Hungary’s central bank said it will probably slow the pace of interest-rate reductions after 17 consecutive cuts.
The Magyar Nemzeti Bank cut the two-week deposit rate to a record-low 3 percent from 3.2 percent, matching the forecasts of all 19 economists in a Bloomberg survey. The bank, which lowered its inflation forecast for this and next year, said “a reduction in the increment is likely to be warranted.”
Policy makers are trimming borrowing costs to buttress the recovery from a recession last year. The lack of inflation pressure gives rate setters room to ease borrowing conditions further, central bank President Gyorgy Matolcsy said Nov. 28. Matolcsy in July had flagged 3 percent as the low-end of rate cuts as investors speculate when the Federal Reserve will start tapering its quantitative easing program.
“The domestic monetary-policy room is getting narrower because of the situation surrounding the phasing-out of the Fed’s asset-purchase program,” Budapest-based brokerage Equilor Befektetesi Zrt. said in an e-mail, predicting a 10 basis-point cut to 2.9 percent next month.
The forint strengthened 0.2 percent to 299 per euro as of 3:22 p.m. in Budapest. It’s gained 0.9 percent against the euro this month, the best performance among 24 emerging-market currencies tracked by Bloomberg. The yield on benchmark 10-year state debt fell to 5.69 percent from 5.9 percent a month ago.
Hungary is considering a third round of utility-price cuts for households after slashing costs by 20 percent in two previous steps, Prime Minister Viktor Orban said Dec. 13. The government, which faces elections in 2014, ordered an 11.1 percent reduction in utility charges starting Nov. 1, adding to a 10 decrease at the start of this year.
The inflation rate was unchanged at 0.9 percent in November, remaining below the central bank’s 3 percent medium-term target since February. The bank cut its inflation forecast to an average of 1.7 percent this year from a 2 percent projection in September. Policy makers now see price growth averaging 1.3 percent in 2014 compared with 2.4 percent earlier. The consumer price index may grow 2.8 percent in 2015.
“The projection in the December report implies that further policy easing is likely to be required in order to deliver price stability in the medium term,” policy makers said in their statement.
Eastern European central banks are diverging as their economic fortunes differ. Serbia cut borrowing costs for a third month today after Romania lowered its benchmark for a fourth month Nov. 5. Poland, the Czech Republic and Russia have left rates unchanged.
Emerging-market countries are benefiting from the U.S. Fed’s decision to maintain its $85 billion monthly bond-buying program. A reduction in the stimulus may prompt investors to pull back from riskier assets. Fed policy makers meet today and tomorrow to decide whether to start curtailing the pace of purchases.

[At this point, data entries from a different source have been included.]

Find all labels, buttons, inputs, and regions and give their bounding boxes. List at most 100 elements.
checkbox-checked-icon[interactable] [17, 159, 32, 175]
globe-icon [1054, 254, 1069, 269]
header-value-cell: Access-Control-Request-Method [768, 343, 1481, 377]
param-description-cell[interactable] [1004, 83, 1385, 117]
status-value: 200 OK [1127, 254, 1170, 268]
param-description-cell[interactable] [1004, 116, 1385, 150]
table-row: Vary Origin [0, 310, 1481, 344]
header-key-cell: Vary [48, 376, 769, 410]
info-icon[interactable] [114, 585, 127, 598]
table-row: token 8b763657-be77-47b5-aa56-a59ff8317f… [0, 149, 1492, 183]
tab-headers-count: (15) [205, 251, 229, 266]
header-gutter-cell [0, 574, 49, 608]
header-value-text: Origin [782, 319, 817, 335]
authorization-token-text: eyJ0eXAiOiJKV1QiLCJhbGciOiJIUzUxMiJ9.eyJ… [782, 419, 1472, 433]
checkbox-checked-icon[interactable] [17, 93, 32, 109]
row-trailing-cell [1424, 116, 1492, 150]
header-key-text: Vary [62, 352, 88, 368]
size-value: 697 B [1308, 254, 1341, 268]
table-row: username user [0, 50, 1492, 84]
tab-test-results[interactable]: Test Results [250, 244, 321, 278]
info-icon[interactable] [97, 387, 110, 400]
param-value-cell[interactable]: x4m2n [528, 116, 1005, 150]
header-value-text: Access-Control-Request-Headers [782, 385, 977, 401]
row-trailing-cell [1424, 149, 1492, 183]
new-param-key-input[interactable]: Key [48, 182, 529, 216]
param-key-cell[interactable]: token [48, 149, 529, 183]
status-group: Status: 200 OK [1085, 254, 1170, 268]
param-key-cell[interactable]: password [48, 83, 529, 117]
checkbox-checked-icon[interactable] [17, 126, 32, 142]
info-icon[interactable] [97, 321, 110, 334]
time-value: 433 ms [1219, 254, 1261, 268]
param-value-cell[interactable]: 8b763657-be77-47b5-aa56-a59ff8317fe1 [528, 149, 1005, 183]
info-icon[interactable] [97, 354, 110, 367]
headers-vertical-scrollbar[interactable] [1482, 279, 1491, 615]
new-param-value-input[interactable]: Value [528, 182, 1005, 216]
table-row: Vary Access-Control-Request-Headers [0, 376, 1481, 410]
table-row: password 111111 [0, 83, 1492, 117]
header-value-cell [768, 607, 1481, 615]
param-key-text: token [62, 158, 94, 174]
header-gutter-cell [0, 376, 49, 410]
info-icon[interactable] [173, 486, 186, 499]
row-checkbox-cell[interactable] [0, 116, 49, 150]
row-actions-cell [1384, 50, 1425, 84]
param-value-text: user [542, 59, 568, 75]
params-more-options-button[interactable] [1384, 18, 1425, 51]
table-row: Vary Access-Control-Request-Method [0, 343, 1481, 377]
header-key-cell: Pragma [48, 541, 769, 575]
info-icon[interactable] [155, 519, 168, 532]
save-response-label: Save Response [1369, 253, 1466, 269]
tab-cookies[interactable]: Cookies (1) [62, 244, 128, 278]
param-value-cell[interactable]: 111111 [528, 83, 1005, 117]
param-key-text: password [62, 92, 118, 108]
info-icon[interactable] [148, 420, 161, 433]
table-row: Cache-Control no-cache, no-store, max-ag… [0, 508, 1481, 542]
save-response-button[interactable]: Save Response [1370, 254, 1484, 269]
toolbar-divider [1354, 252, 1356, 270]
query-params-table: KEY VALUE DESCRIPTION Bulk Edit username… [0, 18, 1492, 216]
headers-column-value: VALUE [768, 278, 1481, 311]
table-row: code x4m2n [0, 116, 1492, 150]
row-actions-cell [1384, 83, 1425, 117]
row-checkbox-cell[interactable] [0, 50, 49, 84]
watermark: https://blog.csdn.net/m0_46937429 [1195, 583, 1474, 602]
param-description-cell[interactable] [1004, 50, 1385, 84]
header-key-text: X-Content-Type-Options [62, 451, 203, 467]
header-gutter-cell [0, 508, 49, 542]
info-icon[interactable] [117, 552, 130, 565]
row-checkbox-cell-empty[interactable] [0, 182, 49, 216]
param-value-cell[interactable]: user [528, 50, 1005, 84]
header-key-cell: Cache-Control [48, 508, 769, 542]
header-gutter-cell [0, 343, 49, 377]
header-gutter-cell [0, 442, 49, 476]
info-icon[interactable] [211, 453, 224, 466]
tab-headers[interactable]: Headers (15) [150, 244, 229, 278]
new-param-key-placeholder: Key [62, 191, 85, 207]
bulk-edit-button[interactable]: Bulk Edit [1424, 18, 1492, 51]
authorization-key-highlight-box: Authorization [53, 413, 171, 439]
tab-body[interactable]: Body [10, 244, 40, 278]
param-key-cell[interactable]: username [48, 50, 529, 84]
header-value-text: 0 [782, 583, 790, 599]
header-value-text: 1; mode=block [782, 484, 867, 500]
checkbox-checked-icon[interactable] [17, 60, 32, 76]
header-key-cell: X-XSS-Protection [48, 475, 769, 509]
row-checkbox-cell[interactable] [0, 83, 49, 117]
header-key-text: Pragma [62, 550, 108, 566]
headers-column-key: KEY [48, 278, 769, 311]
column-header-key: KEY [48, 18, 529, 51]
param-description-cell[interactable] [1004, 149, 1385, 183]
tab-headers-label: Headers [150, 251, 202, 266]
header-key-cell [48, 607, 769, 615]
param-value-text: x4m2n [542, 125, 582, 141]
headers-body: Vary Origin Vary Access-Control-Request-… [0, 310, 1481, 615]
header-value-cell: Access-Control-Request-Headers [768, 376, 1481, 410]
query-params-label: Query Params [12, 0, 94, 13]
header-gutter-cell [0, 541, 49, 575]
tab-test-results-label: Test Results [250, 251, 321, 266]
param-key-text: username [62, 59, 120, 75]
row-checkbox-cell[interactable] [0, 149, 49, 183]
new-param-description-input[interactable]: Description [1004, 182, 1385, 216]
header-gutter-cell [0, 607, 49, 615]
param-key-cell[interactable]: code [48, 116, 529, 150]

“Considering perceptions of the risks associated with the economy as well as the improvement in the pace of economic growth, further easing of monetary policy may follow, but a reduction in the increment is likely to be warranted in the future,” Hungary’s central bank said today.
The bank started lowering the main rate from 7 percent in August 2012, proceeding in quarter-point steps until July and 20 basis point reductions since then.
Forward-rate agreements used to wager on three-month interest rates in three months fell 7 basis points to 2.82 percent. That compares with the 3.17 percent Budapest interbank offered rate today.
Policy makers in Budapest were split last month on how much to trim interest rates, with seven supporting the 20 basis point reduction and one voting for a 10 basis point cut, according to the minutes of the meeting published Dec. 4.
Gross domestic product rose 0.8 percent from the previous three months in the third quarter after a 0.4 percent quarterly advance in the April-June period. Growth may average 1.1 percent this year, 2.1 percent in 2014 and 2.4 percent in 2015, the central bank forecast today.
In addition to rate cuts, the central bank is providing 2.75 trillion forint ($12.6 billion) of interest-free funds to commercial lenders to boost credit to small and medium-sized companies.